Fever strip thermometers are typically placed on the forehead to measure the body temperature. However, readings from these are not very reliable. In case of a high temperature readout, a glass thermometer should be used to confirm the findings. Depending on the brand of manufacturer, temperature readings from digital, ear and fever strip thermometers exhibit significant variations.

Therefore, these methods should not be relied upon when close monitoring of body temperature is required in case of high fever in children.

Causes of Fever in Babies and Children

It is important to identify the cause of fever in children so that appropriate treatment can be initiated as soon as possible. Otherwise, serious complications may arise when the immature immune system of a child is overwhelmed by the underlying disease. Most cases of fever in children are due to infections, teething and vaccinations. Infections of the respiratory system, gastrointestinal system and ear account for most cases of fever in children.

Perinatal infections are potential causes of fever in newborn babies. These infections are acquired by the baby either in the womb or during birth. The chances of acquiring infection during birth are high when the mother is suffering from a sexually transmitted disease (such as genital herpes).

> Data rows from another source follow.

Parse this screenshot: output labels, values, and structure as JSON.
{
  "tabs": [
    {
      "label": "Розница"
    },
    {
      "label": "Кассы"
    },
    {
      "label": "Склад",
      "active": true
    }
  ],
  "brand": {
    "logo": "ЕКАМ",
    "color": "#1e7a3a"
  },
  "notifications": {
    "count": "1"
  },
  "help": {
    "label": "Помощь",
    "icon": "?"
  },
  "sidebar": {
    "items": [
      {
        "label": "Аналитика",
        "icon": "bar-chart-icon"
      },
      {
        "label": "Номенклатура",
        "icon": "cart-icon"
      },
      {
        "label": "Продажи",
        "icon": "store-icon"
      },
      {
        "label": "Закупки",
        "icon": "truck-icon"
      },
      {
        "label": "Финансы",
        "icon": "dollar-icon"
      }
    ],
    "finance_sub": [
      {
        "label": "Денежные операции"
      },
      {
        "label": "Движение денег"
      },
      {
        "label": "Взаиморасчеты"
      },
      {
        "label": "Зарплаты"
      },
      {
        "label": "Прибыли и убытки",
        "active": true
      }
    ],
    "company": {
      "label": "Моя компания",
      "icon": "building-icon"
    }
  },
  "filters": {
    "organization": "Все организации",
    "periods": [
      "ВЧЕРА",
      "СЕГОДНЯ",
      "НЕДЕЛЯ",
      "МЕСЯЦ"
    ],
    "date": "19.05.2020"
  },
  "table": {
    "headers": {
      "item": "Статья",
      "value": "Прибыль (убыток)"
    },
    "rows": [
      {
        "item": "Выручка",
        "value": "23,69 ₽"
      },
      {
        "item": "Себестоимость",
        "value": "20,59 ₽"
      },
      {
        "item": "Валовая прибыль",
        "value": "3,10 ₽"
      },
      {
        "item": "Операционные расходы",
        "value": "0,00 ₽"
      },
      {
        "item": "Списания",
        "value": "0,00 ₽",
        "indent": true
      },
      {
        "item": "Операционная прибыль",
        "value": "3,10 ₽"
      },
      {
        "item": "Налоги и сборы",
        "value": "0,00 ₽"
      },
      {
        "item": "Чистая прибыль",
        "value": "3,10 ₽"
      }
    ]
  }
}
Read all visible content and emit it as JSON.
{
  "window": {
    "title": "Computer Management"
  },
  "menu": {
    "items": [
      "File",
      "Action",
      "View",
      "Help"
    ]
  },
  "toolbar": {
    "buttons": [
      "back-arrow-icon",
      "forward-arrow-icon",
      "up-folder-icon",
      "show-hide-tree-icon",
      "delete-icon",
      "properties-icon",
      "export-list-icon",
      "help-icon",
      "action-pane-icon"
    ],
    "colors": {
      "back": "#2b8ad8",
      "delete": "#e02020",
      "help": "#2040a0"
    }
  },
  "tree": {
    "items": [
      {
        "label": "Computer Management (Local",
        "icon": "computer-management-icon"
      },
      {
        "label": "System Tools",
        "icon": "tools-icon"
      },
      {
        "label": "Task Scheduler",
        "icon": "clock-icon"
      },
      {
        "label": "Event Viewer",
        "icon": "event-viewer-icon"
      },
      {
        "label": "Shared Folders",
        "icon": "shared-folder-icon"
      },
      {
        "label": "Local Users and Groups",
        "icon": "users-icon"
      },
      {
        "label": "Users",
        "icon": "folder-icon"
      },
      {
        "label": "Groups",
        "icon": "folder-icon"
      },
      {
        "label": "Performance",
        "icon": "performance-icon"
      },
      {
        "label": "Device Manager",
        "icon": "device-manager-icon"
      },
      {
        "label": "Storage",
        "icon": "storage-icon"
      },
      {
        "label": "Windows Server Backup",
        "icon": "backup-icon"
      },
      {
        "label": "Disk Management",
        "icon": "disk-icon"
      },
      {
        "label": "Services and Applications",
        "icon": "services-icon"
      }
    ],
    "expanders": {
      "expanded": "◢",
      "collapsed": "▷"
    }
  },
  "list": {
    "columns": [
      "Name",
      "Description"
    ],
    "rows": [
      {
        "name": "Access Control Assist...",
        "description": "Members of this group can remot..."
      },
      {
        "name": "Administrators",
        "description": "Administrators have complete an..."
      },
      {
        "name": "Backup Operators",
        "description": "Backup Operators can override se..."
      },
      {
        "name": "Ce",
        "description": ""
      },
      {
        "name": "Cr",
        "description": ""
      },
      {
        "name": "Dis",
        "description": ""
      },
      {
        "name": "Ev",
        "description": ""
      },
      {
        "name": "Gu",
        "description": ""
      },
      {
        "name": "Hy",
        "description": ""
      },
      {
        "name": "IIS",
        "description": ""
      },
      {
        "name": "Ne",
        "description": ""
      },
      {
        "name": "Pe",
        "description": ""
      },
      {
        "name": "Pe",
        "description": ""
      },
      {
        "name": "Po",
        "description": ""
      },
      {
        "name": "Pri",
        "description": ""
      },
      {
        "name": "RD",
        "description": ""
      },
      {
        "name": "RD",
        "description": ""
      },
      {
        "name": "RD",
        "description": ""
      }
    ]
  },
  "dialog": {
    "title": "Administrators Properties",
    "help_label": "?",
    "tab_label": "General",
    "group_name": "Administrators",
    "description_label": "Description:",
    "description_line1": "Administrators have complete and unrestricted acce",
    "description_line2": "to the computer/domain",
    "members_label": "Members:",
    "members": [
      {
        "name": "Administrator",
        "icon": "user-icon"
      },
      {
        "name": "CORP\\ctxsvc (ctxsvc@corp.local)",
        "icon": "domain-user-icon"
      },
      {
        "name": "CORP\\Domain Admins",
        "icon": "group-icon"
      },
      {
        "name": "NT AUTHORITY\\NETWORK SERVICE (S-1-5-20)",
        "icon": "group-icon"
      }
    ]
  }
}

The following are some of the potential causes of fever in babies and children.

Read more on how to reduce a fever in children.

Respiratory tract infections

Viral and bacterial infections of the upper and lower respiratory tract are very common causes of fever in children. Symptoms of respiratory tract infections include coughing, sneezing, nasal congestion. difficulty in breathing, difficulty in swallowing, and a nasal tone in the voice. Examples of viral infections of respiratory tract include pneumonia, influenza, croup, common cold, and sinusitis. Examples of bacterial infections of respiratory tract include tonsillitis, pneumonia, whooping cough, pharyngitis and scarlet fever.

Gastrointestinal infections

Both viral and bacterial gastroenteritis can cause fever in children. Signs and symptoms of gastrointestinal infections include nausea, vomiting, diarrhea, abdominal pain and loss of appetite.

Ear infections

Ear infections are a common occurrence in children. Most ear infections in children occur in the middle ear and cause symptoms such as ear pain, discharge from the ear, impaired hearing, redness or swelling on the ear pinna and (sometimes) deafness.

Other infections

Infections of the respiratory tract, gastrointestinal tract and ear are the most common causes of fever in children. However, infections in other parts of the body such as mouth, arms, legs, urinary tract and nervous system also cause fever. General infections such as chickenpox, measles, mumps, rubella, malaria, HIV and hepatitis are also potential causes of fever in children.

Non-infectious causes

Non-infectious causes of fever in children include heat stroke, teething, vaccination, hyperthyroidism, autoimmune disorders, neurological disorders, cancer and chemical poisoning.